A MID-VICTORIAN PIETRA-DURA MOUNTED FIGURED-WALNUT, EBONISED AND PARCEL-GILT SIDE CABINET

Details
A MID-VICTORIAN PIETRA-DURA MOUNTED FIGURED-WALNUT, EBONISED AND PARCEL-GILT SIDE CABINET
The breakfront black marble veneered top inlaid with a border and central cartouche, above a green baize-lined frieze drawer with a pair of birds flanking a bowl of fruit, in a ripple-moulding, flanked on each side by a conforming foliate panel, the panels divided by conforming small panels each with a butterfly, above a door enclosing a blue material-lined interior with two shelves, the outside of the door with ripple-moulding and an eared panel enclosing four bird panels, a flower and butterfly panel and two specimen marble panels, flanked on each side by a further conforming door enclosing a shelf, the outside of the door with a flower panel between a pair of specimen marble panels, the doors divided by rosso antico panels and verde antico roundels, each side with a flower panel between a pair of rosso antico panels, on a moulded plinth base, inscribed in chalk to the reverse 'WO...', some losses to the inlay
42 in. (107 cm.) high; 76¼ in. (194 cm.) wide; 21½ in. (54.5 cm.) deep

Lot Essay

The antiquarian marble-topped cabinet, embellished with antique Florentine pietra dura plaques in ripple-moulded ebony frames and veneered in golden marble-figured walnut, is conceived in the George IV 'Louis Quatorze' manner.
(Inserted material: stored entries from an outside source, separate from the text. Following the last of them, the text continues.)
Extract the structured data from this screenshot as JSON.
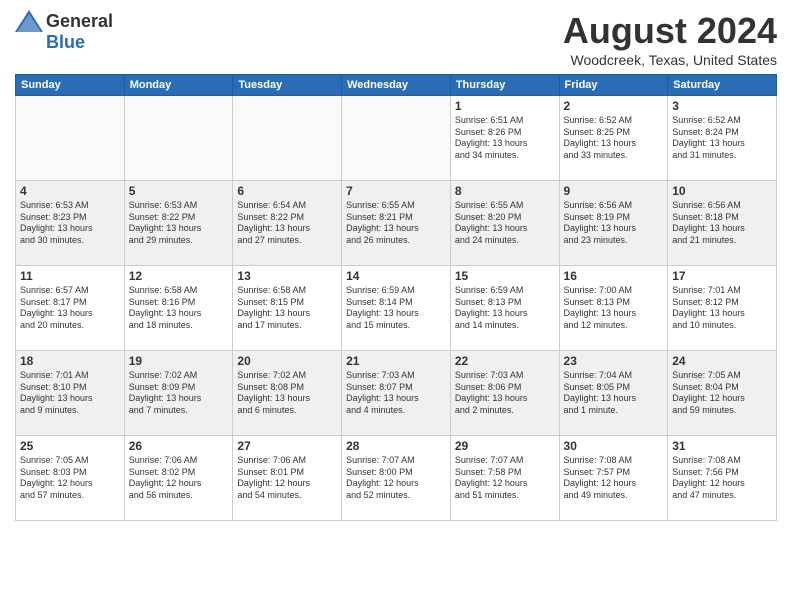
{
  "header": {
    "logo_general": "General",
    "logo_blue": "Blue",
    "month_title": "August 2024",
    "location": "Woodcreek, Texas, United States"
  },
  "days_of_week": [
    "Sunday",
    "Monday",
    "Tuesday",
    "Wednesday",
    "Thursday",
    "Friday",
    "Saturday"
  ],
  "weeks": [
    {
      "alt": false,
      "days": [
        {
          "num": "",
          "info": ""
        },
        {
          "num": "",
          "info": ""
        },
        {
          "num": "",
          "info": ""
        },
        {
          "num": "",
          "info": ""
        },
        {
          "num": "1",
          "info": "Sunrise: 6:51 AM\nSunset: 8:26 PM\nDaylight: 13 hours\nand 34 minutes."
        },
        {
          "num": "2",
          "info": "Sunrise: 6:52 AM\nSunset: 8:25 PM\nDaylight: 13 hours\nand 33 minutes."
        },
        {
          "num": "3",
          "info": "Sunrise: 6:52 AM\nSunset: 8:24 PM\nDaylight: 13 hours\nand 31 minutes."
        }
      ]
    },
    {
      "alt": true,
      "days": [
        {
          "num": "4",
          "info": "Sunrise: 6:53 AM\nSunset: 8:23 PM\nDaylight: 13 hours\nand 30 minutes."
        },
        {
          "num": "5",
          "info": "Sunrise: 6:53 AM\nSunset: 8:22 PM\nDaylight: 13 hours\nand 29 minutes."
        },
        {
          "num": "6",
          "info": "Sunrise: 6:54 AM\nSunset: 8:22 PM\nDaylight: 13 hours\nand 27 minutes."
        },
        {
          "num": "7",
          "info": "Sunrise: 6:55 AM\nSunset: 8:21 PM\nDaylight: 13 hours\nand 26 minutes."
        },
        {
          "num": "8",
          "info": "Sunrise: 6:55 AM\nSunset: 8:20 PM\nDaylight: 13 hours\nand 24 minutes."
        },
        {
          "num": "9",
          "info": "Sunrise: 6:56 AM\nSunset: 8:19 PM\nDaylight: 13 hours\nand 23 minutes."
        },
        {
          "num": "10",
          "info": "Sunrise: 6:56 AM\nSunset: 8:18 PM\nDaylight: 13 hours\nand 21 minutes."
        }
      ]
    },
    {
      "alt": false,
      "days": [
        {
          "num": "11",
          "info": "Sunrise: 6:57 AM\nSunset: 8:17 PM\nDaylight: 13 hours\nand 20 minutes."
        },
        {
          "num": "12",
          "info": "Sunrise: 6:58 AM\nSunset: 8:16 PM\nDaylight: 13 hours\nand 18 minutes."
        },
        {
          "num": "13",
          "info": "Sunrise: 6:58 AM\nSunset: 8:15 PM\nDaylight: 13 hours\nand 17 minutes."
        },
        {
          "num": "14",
          "info": "Sunrise: 6:59 AM\nSunset: 8:14 PM\nDaylight: 13 hours\nand 15 minutes."
        },
        {
          "num": "15",
          "info": "Sunrise: 6:59 AM\nSunset: 8:13 PM\nDaylight: 13 hours\nand 14 minutes."
        },
        {
          "num": "16",
          "info": "Sunrise: 7:00 AM\nSunset: 8:13 PM\nDaylight: 13 hours\nand 12 minutes."
        },
        {
          "num": "17",
          "info": "Sunrise: 7:01 AM\nSunset: 8:12 PM\nDaylight: 13 hours\nand 10 minutes."
        }
      ]
    },
    {
      "alt": true,
      "days": [
        {
          "num": "18",
          "info": "Sunrise: 7:01 AM\nSunset: 8:10 PM\nDaylight: 13 hours\nand 9 minutes."
        },
        {
          "num": "19",
          "info": "Sunrise: 7:02 AM\nSunset: 8:09 PM\nDaylight: 13 hours\nand 7 minutes."
        },
        {
          "num": "20",
          "info": "Sunrise: 7:02 AM\nSunset: 8:08 PM\nDaylight: 13 hours\nand 6 minutes."
        },
        {
          "num": "21",
          "info": "Sunrise: 7:03 AM\nSunset: 8:07 PM\nDaylight: 13 hours\nand 4 minutes."
        },
        {
          "num": "22",
          "info": "Sunrise: 7:03 AM\nSunset: 8:06 PM\nDaylight: 13 hours\nand 2 minutes."
        },
        {
          "num": "23",
          "info": "Sunrise: 7:04 AM\nSunset: 8:05 PM\nDaylight: 13 hours\nand 1 minute."
        },
        {
          "num": "24",
          "info": "Sunrise: 7:05 AM\nSunset: 8:04 PM\nDaylight: 12 hours\nand 59 minutes."
        }
      ]
    },
    {
      "alt": false,
      "days": [
        {
          "num": "25",
          "info": "Sunrise: 7:05 AM\nSunset: 8:03 PM\nDaylight: 12 hours\nand 57 minutes."
        },
        {
          "num": "26",
          "info": "Sunrise: 7:06 AM\nSunset: 8:02 PM\nDaylight: 12 hours\nand 56 minutes."
        },
        {
          "num": "27",
          "info": "Sunrise: 7:06 AM\nSunset: 8:01 PM\nDaylight: 12 hours\nand 54 minutes."
        },
        {
          "num": "28",
          "info": "Sunrise: 7:07 AM\nSunset: 8:00 PM\nDaylight: 12 hours\nand 52 minutes."
        },
        {
          "num": "29",
          "info": "Sunrise: 7:07 AM\nSunset: 7:58 PM\nDaylight: 12 hours\nand 51 minutes."
        },
        {
          "num": "30",
          "info": "Sunrise: 7:08 AM\nSunset: 7:57 PM\nDaylight: 12 hours\nand 49 minutes."
        },
        {
          "num": "31",
          "info": "Sunrise: 7:08 AM\nSunset: 7:56 PM\nDaylight: 12 hours\nand 47 minutes."
        }
      ]
    }
  ]
}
The marble plaques of birds, butterflies, insects and slugs amongst a basket and branches of fruit, posies and flower stems, derive from a Florentine cabinet executed in the Grand Ducal workshops in the 17th Century (A. M. Giusti, Pietre Dure, London, 1992, pl. 37). In England, William Beckford (d. 1844) was among the foremost 19th Century connoisseurs with a taste for marble mosaic furniture and assembled a fabulous collection at Fonthill Abbey, Wiltshire. Such furniture was executed by the London cabinet-maker Robert Hume, who is credited with a related ebony-veneered cabinet acquired from George Watson Taylor's collection at Erlestocke, Wiltshire in the 1820s by George IV. The King also commissioned a monumental bath-cabinet 'mounted with old Florentine tablets', executed in 1827 by Morel and Seddon for Windsor Castle (C. Fox, London-World City 1800-1840, London, 1992, no. 300 and p. 399 and G. de Bellaigue, 'George IV and the Furnishing of Windsor Castle', Furniture History, 1972, p. 32, pl. 22B).